When a person is on his or her second, third or fourth, marriage to a much younger individual (who often is younger with each subsequent marriage), there's less and less likelihood that the two parties share similar experiences and heart-felt world views. The unsettled issues and complications from these pairings are ofttimes magnified when the older party in the marriage is fabulously wealthy.

There's nothing wrong with relationships where the spouses are separated by years and considerable wealth. I can point to more than a few such marriages that are notable for the quality and intensity of the relationship, as well as the caring and love the two spouses have for each other. On the other hand, I happen to be more familiar with couples that came together due to physicality. After the lust receded, all they had left to do was fight over the gold dust.

Into these confrontations, marked by recriminations, fear, anger and anxiety, came a slew of professionals, eager to help each spouse walk away unscathed or with minimal injuries-and shaft the other side. I've met some of these talented professionals and can attest that they tend to be well-armed and prepared for all-out war-or at the very least, high brinkmanship.

One of the most fascinating professionals I've met in this environment is someone I'll call "Anna." From a distance, Anna is impeccably dressed in Chittleborough & Morgan or Henry Poole & Co. suits replete with bright paisley waistcoats-quite impressive in a dapper, refined sort of way. However, as you get closer-I mean really close-you realize something startling: Anna is actually two women.

To be clear, they are two women, but you usually can't tell where one stops and the other starts.

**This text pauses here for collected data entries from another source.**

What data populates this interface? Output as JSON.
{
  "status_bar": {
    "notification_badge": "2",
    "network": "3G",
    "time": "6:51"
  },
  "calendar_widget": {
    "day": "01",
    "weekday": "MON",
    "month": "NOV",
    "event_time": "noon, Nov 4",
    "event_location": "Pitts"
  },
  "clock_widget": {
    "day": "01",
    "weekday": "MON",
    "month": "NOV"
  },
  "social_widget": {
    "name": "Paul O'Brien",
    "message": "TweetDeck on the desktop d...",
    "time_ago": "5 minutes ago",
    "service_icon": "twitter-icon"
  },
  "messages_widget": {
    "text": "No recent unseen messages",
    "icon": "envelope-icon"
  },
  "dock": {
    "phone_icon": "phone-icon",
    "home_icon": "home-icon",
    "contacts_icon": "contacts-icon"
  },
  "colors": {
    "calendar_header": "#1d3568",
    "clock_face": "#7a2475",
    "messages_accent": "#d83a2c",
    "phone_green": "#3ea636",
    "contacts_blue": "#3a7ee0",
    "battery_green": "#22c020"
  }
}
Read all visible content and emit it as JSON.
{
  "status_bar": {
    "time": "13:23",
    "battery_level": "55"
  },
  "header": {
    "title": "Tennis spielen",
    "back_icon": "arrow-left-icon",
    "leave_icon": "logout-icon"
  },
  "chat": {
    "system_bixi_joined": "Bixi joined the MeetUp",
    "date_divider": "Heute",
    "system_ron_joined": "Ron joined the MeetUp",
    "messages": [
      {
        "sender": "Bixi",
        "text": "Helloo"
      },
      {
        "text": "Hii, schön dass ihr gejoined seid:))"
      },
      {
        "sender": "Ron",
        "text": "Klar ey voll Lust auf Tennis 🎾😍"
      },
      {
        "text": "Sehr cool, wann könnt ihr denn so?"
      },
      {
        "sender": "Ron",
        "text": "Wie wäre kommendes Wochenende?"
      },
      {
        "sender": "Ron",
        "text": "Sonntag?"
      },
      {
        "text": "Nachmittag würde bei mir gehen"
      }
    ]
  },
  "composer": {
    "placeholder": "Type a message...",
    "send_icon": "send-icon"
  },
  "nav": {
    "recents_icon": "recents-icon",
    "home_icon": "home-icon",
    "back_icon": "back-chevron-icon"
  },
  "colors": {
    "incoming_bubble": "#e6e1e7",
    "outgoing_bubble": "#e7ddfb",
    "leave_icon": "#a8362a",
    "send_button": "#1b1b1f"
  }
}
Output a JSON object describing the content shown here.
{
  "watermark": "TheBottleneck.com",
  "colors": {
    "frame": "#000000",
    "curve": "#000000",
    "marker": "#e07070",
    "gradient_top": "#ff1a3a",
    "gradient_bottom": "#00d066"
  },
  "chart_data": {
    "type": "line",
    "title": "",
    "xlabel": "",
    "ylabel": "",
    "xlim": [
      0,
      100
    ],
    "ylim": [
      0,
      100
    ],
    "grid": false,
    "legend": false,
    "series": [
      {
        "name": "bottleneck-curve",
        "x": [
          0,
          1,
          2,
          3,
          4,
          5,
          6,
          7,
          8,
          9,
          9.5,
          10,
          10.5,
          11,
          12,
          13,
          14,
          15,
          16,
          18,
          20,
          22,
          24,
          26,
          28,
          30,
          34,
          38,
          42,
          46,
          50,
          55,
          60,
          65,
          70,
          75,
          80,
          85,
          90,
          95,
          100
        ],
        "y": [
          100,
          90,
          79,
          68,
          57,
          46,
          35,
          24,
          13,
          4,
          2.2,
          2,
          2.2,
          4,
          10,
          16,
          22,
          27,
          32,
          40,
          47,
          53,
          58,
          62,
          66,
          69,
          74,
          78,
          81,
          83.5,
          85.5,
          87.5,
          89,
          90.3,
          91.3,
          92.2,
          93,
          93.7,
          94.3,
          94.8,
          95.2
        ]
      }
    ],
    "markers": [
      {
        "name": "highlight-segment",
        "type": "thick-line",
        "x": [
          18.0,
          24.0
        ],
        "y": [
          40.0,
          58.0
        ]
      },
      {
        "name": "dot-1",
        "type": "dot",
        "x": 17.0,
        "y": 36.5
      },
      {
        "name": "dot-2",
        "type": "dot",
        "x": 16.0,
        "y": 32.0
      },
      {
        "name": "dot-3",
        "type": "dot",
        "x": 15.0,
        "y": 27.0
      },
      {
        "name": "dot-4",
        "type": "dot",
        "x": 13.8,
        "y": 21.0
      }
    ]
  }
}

They dress alike. They talk alike. They think alike, to the point where if one starts a sentence, the other will usually finish it. They take the proverb that two minds are better than one to another level, almost melding into one powerful mind.

Each of the women was a solicitor in a previous professional life. After getting together, they transformed their business approach to principally serve women who are tossed aside and exploited by testosterone-driven Neanderthals with a deeply embedded misanthropic streak who happen to have expansive fortunes.

They're not attorneys. They're more like divorce consultants. They charge incredibly high fees for their services and have been involved in some of the most high profile marriage breakups you can imagine. Yet, unlike some of Hollywood's famous divorce lawyers, they're not well known-at least by the public. In the smaller circles of high wealth, they're viewed as tigers with a talent for conjuring up divorce settlements weighted heavily towards the interests of their clients.

Think of them as a beautiful Tudor rose, replete with an array of well-placed and finely sharpened thorns, each tipped with a variety of neurotoxins. Their success is predicated on taking a proactive and sometimes forceful approach to defending the rights of her clients. The way they see it, all they're doing is ensuring a fair and just accounting for their clients within the parameters of civil society and the rule of law. Because of the people involved, her job is so much more than just a job. It's a calling. It's a quixotic goal.

One of their most distinguishing and eye-catching characteristics is that each of the women who compose Anna is heterochromatic. Side-by-side, properly arranged, their eye colors are amber, navy, navy, amber.

Anna will readily work for either gender. While not always the case, Anna most often sides with the underdogs-the parties whose only claim to substantial riches is a function of the marriage. The idea that a person with great wealth can steamroll those with more limited resources is abhorrent to her. Nevertheless, Anna is quite selective when it comes to taking on new clients, which, for some time now, translates into her infrequently doing so. Such selectivity is possible when each half of the duo in this near-mirror image is independently wealthy.